Furniture, Clocks & Works of Art
Furniture, Clocks & Works of Art
Property of a Gentleman
Lot Closed
May 18, 03:11 PM GMT
Estimate
4,000 - 6,000 GBP
Lot Details
Description
Property of a Gentleman
Princess Yekaterina Romanovna Vorontsova-Dashkova, Tapestry Portrait, Imperial Russian Tapestry Manufactory, St Petersburg
circa 1759-1764, after Pietro Antonio Rotari (1707-1762), probably woven by Jean Baptiste Rondet (fl.1740-1764)
woven with silk, wool and metal thread detailing, a dexter half-length portrait of Princess Ekaterina Romanovna Vorontsova-Dashkova, wearing a fur-trimmed blue dress and wearing the insignia of The Order of St Catherine, conferred upon the Princess Yekaterina on 28 June 1762, mounted within a glazed, carved gilt-gesso frame, top edge inscribed with PRINCESS DASHKOV (1744-1810). After ROTARI, lower edge with inscription RUSSIAN GOBELINS. Burlington Mag: June 1919
framed: 79cm. high, 68.5cm. wide; 2ft. 7in., 2ft. 3in.
tapestry (visible): 57cm. high, 47cm. wide; 1ft. 10 3/8 in., 1ft. 6 1/2 in.
Yekaterina Romanovna Vorontsova-Dashkova (1743-1810), was daughter of Count Roman Vorontsov and she married Prince Mikhail Dashkov (although he died shortly after their marriage).
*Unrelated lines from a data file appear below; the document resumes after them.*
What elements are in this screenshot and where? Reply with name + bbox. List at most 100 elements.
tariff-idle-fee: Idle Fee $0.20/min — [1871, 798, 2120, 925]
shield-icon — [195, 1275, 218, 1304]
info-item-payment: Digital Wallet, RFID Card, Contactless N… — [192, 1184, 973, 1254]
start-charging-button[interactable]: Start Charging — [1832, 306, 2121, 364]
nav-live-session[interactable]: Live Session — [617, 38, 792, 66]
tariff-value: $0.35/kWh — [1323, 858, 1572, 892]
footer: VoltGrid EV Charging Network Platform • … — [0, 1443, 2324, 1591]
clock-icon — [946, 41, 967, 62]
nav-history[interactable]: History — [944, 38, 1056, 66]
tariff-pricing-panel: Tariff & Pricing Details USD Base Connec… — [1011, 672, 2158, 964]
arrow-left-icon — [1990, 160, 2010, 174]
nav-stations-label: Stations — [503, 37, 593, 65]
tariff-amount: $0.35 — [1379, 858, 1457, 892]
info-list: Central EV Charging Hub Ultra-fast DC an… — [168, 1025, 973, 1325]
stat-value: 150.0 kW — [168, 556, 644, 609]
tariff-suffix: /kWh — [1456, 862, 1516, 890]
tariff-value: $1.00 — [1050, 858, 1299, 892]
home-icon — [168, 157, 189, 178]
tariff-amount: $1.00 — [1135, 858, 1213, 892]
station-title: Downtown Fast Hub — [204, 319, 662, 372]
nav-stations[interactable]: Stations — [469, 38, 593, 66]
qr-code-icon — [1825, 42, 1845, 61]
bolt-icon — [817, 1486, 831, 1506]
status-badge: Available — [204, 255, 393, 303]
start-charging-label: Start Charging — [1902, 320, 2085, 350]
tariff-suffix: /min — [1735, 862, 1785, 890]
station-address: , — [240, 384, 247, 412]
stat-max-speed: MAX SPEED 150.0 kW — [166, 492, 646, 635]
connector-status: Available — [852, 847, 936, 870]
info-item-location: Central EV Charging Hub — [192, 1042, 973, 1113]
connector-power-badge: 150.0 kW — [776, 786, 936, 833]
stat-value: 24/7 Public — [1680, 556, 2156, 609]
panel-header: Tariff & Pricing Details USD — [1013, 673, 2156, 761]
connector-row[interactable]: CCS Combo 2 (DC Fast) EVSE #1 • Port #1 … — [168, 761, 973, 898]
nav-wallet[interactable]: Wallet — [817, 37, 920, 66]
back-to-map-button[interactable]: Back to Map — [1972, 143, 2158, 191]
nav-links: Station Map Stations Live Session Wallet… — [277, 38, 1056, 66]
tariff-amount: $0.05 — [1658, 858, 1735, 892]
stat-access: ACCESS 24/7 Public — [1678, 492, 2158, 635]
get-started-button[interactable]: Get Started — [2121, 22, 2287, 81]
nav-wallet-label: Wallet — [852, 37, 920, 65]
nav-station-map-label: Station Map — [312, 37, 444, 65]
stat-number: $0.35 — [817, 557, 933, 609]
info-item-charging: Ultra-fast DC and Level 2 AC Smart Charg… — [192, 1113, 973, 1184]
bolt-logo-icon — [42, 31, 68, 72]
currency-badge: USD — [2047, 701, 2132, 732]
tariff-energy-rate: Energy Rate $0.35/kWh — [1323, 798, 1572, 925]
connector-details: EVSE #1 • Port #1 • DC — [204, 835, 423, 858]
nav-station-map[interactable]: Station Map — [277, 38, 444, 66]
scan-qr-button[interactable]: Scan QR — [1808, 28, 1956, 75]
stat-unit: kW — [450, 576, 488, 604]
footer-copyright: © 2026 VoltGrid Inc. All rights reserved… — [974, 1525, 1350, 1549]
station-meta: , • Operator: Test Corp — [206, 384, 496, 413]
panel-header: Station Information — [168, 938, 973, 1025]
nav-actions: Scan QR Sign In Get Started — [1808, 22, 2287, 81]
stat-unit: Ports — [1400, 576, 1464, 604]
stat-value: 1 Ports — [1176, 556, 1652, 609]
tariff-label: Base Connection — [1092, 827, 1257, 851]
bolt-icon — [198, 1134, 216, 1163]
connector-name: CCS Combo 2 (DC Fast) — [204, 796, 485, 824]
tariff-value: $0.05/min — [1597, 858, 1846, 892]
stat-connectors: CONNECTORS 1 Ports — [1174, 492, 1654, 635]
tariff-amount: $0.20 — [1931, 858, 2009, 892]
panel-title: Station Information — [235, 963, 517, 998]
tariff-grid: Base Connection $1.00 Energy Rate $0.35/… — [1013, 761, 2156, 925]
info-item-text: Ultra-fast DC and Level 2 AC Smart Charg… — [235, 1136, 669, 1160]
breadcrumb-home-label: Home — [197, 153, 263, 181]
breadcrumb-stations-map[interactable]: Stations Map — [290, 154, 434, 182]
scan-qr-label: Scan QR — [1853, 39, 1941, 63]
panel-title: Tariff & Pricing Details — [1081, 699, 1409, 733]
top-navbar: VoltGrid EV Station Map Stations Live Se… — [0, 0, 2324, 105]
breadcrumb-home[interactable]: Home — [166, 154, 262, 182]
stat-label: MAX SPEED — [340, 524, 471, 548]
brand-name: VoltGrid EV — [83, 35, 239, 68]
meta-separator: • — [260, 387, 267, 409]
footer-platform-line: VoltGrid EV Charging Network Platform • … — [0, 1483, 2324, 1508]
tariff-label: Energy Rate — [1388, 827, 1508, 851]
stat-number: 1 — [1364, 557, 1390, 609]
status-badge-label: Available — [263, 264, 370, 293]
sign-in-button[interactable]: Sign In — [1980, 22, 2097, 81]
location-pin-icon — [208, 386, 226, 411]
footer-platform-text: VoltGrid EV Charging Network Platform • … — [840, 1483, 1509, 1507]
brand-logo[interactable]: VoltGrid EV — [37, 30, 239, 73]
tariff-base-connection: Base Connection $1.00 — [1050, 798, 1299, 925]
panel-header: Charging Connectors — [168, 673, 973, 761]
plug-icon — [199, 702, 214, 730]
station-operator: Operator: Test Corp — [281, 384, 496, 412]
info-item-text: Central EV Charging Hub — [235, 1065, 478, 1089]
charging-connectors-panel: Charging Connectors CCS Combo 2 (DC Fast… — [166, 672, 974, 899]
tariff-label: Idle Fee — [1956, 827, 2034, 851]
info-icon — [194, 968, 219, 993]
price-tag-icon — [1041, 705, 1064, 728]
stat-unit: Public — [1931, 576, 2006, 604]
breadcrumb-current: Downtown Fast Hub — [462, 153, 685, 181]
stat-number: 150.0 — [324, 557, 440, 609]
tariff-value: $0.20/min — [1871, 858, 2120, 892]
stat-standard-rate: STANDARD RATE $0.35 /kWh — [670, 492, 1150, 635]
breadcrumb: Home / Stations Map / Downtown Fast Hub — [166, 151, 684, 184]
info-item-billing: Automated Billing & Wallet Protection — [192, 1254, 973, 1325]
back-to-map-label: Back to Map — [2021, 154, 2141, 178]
The princess was a close friend to the Empress Catherine the Great and involved in the coup d'etat which resulted in Catherine being placed on the throne. Yekaterina was a prominent figure in the Russian Enlightenment. She was the first women in Europe of hold government office and was the head of the national Academy of Sciences and helped found the Russian Academy.
For a comparable tapestry portrait of Countess Elizaveta Romanovna Vorontsova (1739-1792), Mistress to Tsar Peter III and Lady in Waiting to Catherine (later Empress), woven by Rondet, signed fait par/ Rondet Mt a /Petersbourg,and dated 1762, Saint Petersburg, after a painting by an unknown artist that was formerly owned by Countess E. Vorontsova-Dashkova, see Edith Standen, European Post Medieval Tapestries and Related Hangings in The Metropolitan Museum of Art, 1985, Vol. II, pp.803-805, No. 150.
The similarities between the signed tapestry portrait and the tapestry offered here, indicate that the weaver was likely to have been the same. Jean Baptiste Rondet was an haute-lisse weaver at the Gobelins in Paris in 1752, becoming an officer de tetes, in 1756, which was the year he left France. In 1759 he was in St Petersburg and became master tapestry weaver at the Imperial Manufactory, until his death in 1764.